Mediante la abolición de la familia, algunas de las actividades sociales que se encuentran privatizadas en el capitalismo pasarían a manos de la comunidad. Esto implicaría, entre otras cosas, la autodeterminación proletaria para con la producción y la reproducción social: la planificación comunitaria de la economía, nuevas formas de cohabitación y espacios colectivos para comer y cocinar. En este sentido, podría ser interesante que la abolición de la familia pasase a formar parte de las reivindicaciones de la agenda ecosocialista. «Creo que es crucial que el ecosocialismo y el ecologismo de izquierdas incorporen cuanto antes una crítica estructural de los hogares privados, así como de la ideología familista. Hasta ahora, les ecomarxistas han producido relatos poderosos sobre la “brecha metabólica”, pero no críticas directas a aquello que Mario Mieli denominó “la célula del tejido social”: la familia», asevera la filósofa. Si bien es cierto que el ecologismo crítico ha planteado que la vida doméstica como hoy la conocemos, determinada por los impulsos consumistas y las aspiraciones burguesas de lo que significa una buena vida, da lugar a una multiplicación inabarcable de mercancías que maximizan la huella de carbono de la humanidad, «¿no es la familia, acaso, antiecológica a un nivel aún más fundamental, relacional, en la medida en que desempeña un papel básico en la producción y reproducción de la fuerza de trabajo para la sociedad capitalista?», se pregunta Lewis. «Creo que podemos y debemos empezar a señalar que el familismo es una ideología antiecológica innata, entre otras cosas porque se trata de un micronacionalismo: una forma de chovinismo individualista que fluye a través de una historia artificial y pseudodarwinista sobre la escasez, la inevitabilidad de la competencia y la benigna naturalidad del interés propio exclusivista. La familia ha de ser, por tanto, un importante objetivo a atacar en nuestra lucha para sobrevivir al Antropoceno». Asimismo, Lewis conecta la militancia abolicionista con una genealogía de luchas antitrabajo y feministas: «También me gustaría remarcar la excelente propuesta de Alyssa Battistoni de reivindicar un “ecologismo que mata empleos”, que se basa en una larga investigación sobre las luchas en torno al valor (en su lectura marxista) que podríamos poner en marcha en y contra el terreno generizado de “las fuerzas naturales gratuitas”».

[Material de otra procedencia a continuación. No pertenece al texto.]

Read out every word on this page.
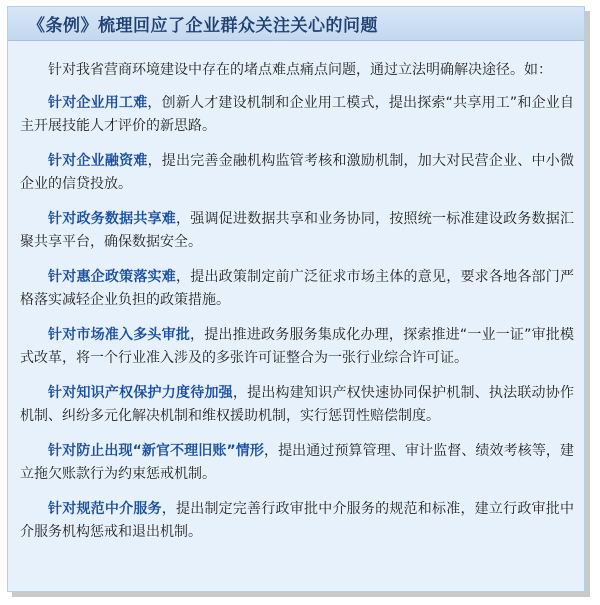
《条例》梳理回应了企业群众关注关心的问题

针对我省营商环境建设中存在的堵点难点痛点问题，通过立法明确解决途径。如：

针对企业用工难，创新人才建设机制和企业用工模式，提出探索“共享用工”和企业自主开展技能人才评价的新思路。

针对企业融资难，提出完善金融机构监管考核和激励机制，加大对民营企业、中小微企业的信贷投放。

针对政务数据共享难，强调促进数据共享和业务协同，按照统一标准建设政务数据汇聚共享平台，确保数据安全。

针对惠企政策落实难，提出政策制定前广泛征求市场主体的意见，要求各地各部门严格落实减轻企业负担的政策措施。

针对市场准入多头审批，提出推进政务服务集成化办理，探索推进“一业一证”审批模式改革，将一个行业准入涉及的多张许可证整合为一张行业综合许可证。

针对知识产权保护力度待加强，提出构建知识产权快速协同保护机制、执法联动协作机制、纠纷多元化解决机制和维权援助机制，实行惩罚性赔偿制度。

针对防止出现“新官不理旧账”情形，提出通过预算管理、审计监督、绩效考核等，建立拖欠账款行为约束惩戒机制。

针对规范中介服务，提出制定完善行政审批中介服务的规范和标准，建立行政审批中介服务机构惩戒和退出机制。
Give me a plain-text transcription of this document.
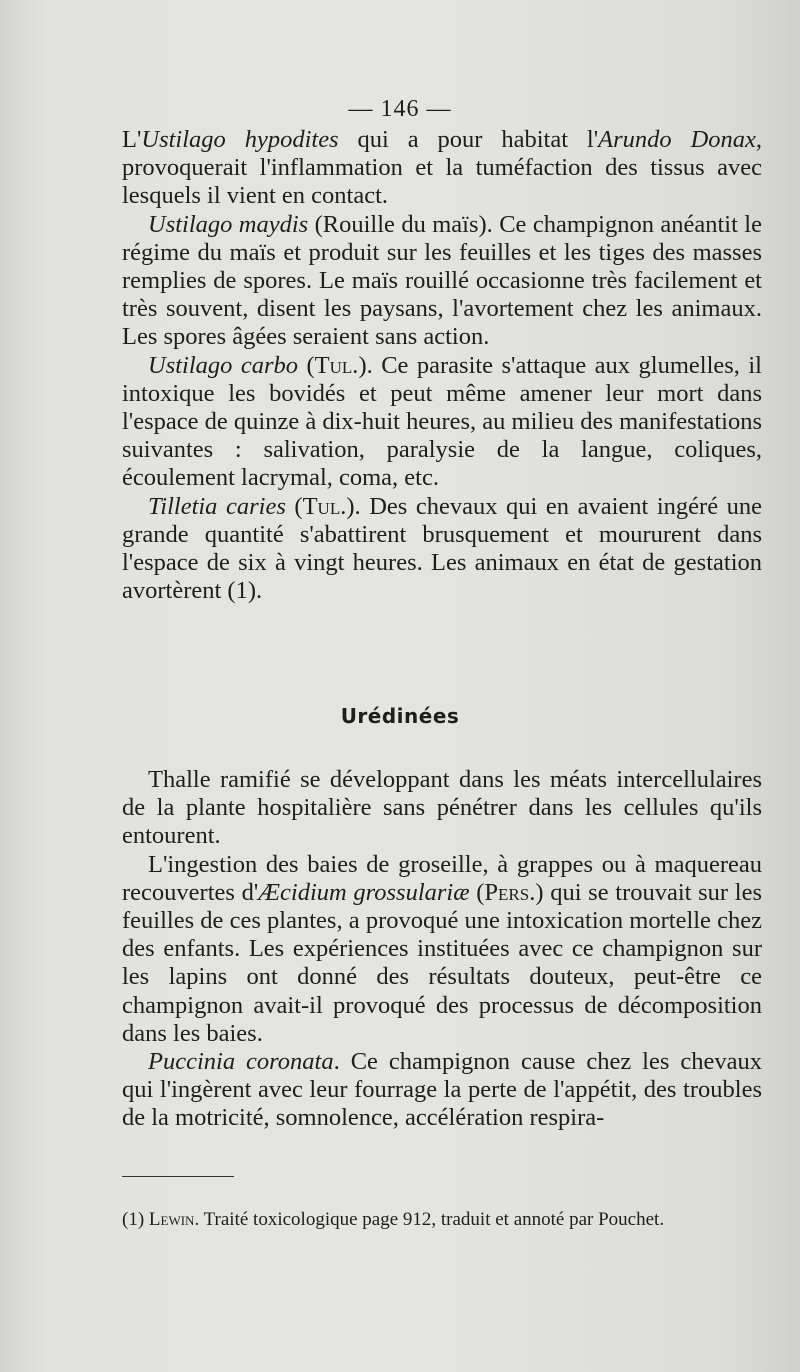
— 146 —

L'Ustilago hypodites qui a pour habitat l'Arundo Donax, provoquerait l'inflammation et la tuméfaction des tissus avec lesquels il vient en contact.

Ustilago maydis (Rouille du maïs). Ce champignon anéantit le régime du maïs et produit sur les feuilles et les tiges des masses remplies de spores. Le maïs rouillé occasionne très facilement et très souvent, disent les paysans, l'avortement chez les animaux. Les spores âgées seraient sans action.

Ustilago carbo (Tul.). Ce parasite s'attaque aux glumelles, il intoxique les bovidés et peut même amener leur mort dans l'espace de quinze à dix-huit heures, au milieu des manifestations suivantes : salivation, paralysie de la langue, coliques, écoulement lacrymal, coma, etc.

Tilletia caries (Tul.). Des chevaux qui en avaient ingéré une grande quantité s'abattirent brusquement et moururent dans l'espace de six à vingt heures. Les animaux en état de gestation avortèrent (1).

Urédinées

Thalle ramifié se développant dans les méats intercellulaires de la plante hospitalière sans pénétrer dans les cellules qu'ils entourent.

L'ingestion des baies de groseille, à grappes ou à maquereau recouvertes d'Æcidium grossulariæ (Pers.) qui se trouvait sur les feuilles de ces plantes, a provoqué une intoxication mortelle chez des enfants. Les expériences instituées avec ce champignon sur les lapins ont donné des résultats douteux, peut-être ce champignon avait-il provoqué des processus de décomposition dans les baies.

Puccinia coronata. Ce champignon cause chez les chevaux qui l'ingèrent avec leur fourrage la perte de l'appétit, des troubles de la motricité, somnolence, accélération respira-

(1) Lewin. Traité toxicologique page 912, traduit et annoté par Pouchet.
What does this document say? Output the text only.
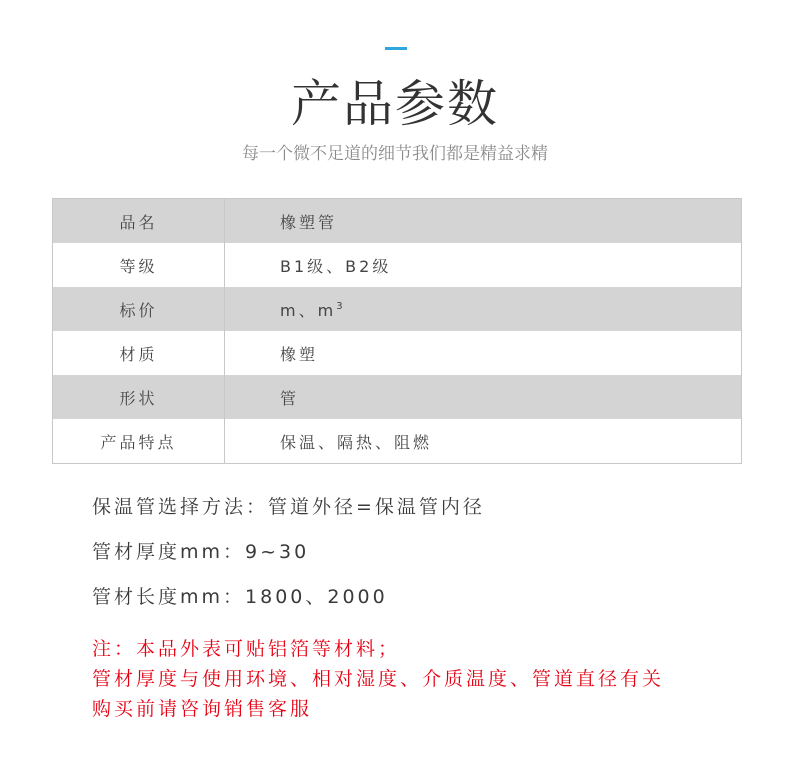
产品参数
每一个微不足道的细节我们都是精益求精
品名	橡塑管
等级	B1级、B2级
标价	m、$m^3$
材质	橡塑
形状	管
产品特点	保温、隔热、阻燃
保温管选择方法：管道外径=保温管内径
管材厚度mm：9~30
管材长度mm：1800、2000
注：本品外表可贴铝箔等材料；
管材厚度与使用环境、相对湿度、介质温度、管道直径有关
购买前请咨询销售客服
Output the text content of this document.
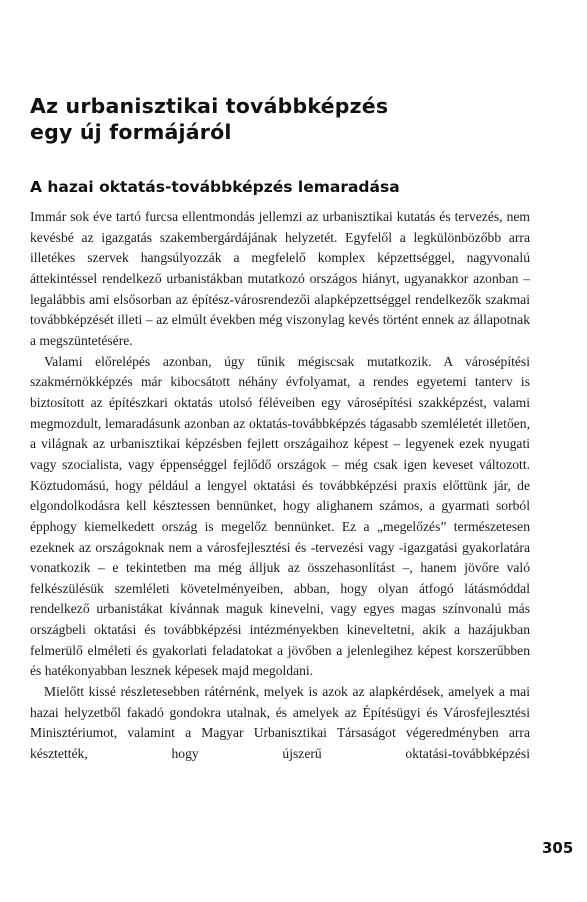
Az urbanisztikai továbbképzés
egy új formájáról
A hazai oktatás-továbbképzés lemaradása

Immár sok éve tartó furcsa ellentmondás jellemzi az urbanisztikai kutatás és tervezés, nem kevésbé az igazgatás szakembergárdájának helyzetét. Egyfelől a legkülönbözőbb arra illetékes szervek hangsúlyozzák a megfelelő komplex képzettséggel, nagyvonalú áttekintéssel rendelkező urbanistákban mutatkozó országos hiányt, ugyanakkor azonban – legalábbis ami elsősorban az építész-városrendezői alapképzettséggel rendelkezők szakmai továbbképzését illeti – az elmúlt években még viszonylag kevés történt ennek az állapotnak a megszüntetésére.

Valami előrelépés azonban, úgy tűnik mégiscsak mutatkozik. A városépítési szakmérnökképzés már kibocsátott néhány évfolyamat, a rendes egyetemi tanterv is biztosított az építészkari oktatás utolsó féléveiben egy városépítési szakképzést, valami megmozdult, lemaradásunk azonban az oktatás-továbbképzés tágasabb szemléletét illetően, a világnak az urbanisztikai képzésben fejlett országaihoz képest – legyenek ezek nyugati vagy szocialista, vagy éppenséggel fejlődő országok – még csak igen keveset változott. Köztudomású, hogy például a lengyel oktatási és továbbképzési praxis előttünk jár, de elgondolkodásra kell késztessen bennünket, hogy alighanem számos, a gyarmati sorból épphogy kiemelkedett ország is megelőz bennünket. Ez a „megelőzés” természetesen ezeknek az országoknak nem a városfejlesztési és -tervezési vagy -igazgatási gyakorlatára vonatkozik – e tekintetben ma még álljuk az összehasonlítást –, hanem jövőre való felkészülésük szemléleti követelményeiben, abban, hogy olyan átfogó látásmóddal rendelkező urbanistákat kívánnak maguk kinevelni, vagy egyes magas színvonalú más országbeli oktatási és továbbképzési intézményekben kineveltetni, akik a hazájukban felmerülő elméleti és gyakorlati feladatokat a jövőben a jelenlegihez képest korszerűbben és hatékonyabban lesznek képesek majd megoldani.

Mielőtt kissé részletesebben rátérnénk, melyek is azok az alapkérdések, amelyek a mai hazai helyzetből fakadó gondokra utalnak, és amelyek az Építésügyi és Városfejlesztési Minisztériumot, valamint a Magyar Urbanisztikai Társaságot végeredményben arra késztették, hogy újszerű oktatási-továbbképzési

305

Sin lugar a dudas, si hubo un momento en la historia de la clase obrera en el que se hizo posible materializar aquellas fantasías más radicales en torno a la reproducción, este fue la Revolución de Octubre en 1917. La pensadora comunista y comisaria bolchevique Alexandra Kolontái propuso una colectivización del trabajo de cuidados (aunque este se mantuviese relegado a las mujeres), expandiéndolo del ámbito doméstico a todos los miembros de una familia proletaria universal. De hecho, en su cuento de navidad futurista Pronto, describe una forma de convivencia posfamiliar en la que «los niños tienen sus palacios, los jóvenes sus casas más pequeñas, los adultos viven comunitariamente en las diversas formas que les convienen y los ancianos conviven en sus hogares […]. Los miembros de la comuna no necesitan preocuparse por sus necesidades materiales, pues se les proporciona de todo: comida, ropa, libros y entretenimiento. A cambio de esto, el individuo dedica dos horas diarias de trabajo a la comuna, y el resto del tiempo, a los descubrimientos de una mente creativa y curiosa». Aunque este relato muestra una reorganización total de la vida íntima, la Unión Soviética centró sus esfuerzos por superar la familia en la producción masiva de maquinaria que pudiera sustituir las tareas consideradas femeninas, dejando sin cuestionar la división generizada del trabajo.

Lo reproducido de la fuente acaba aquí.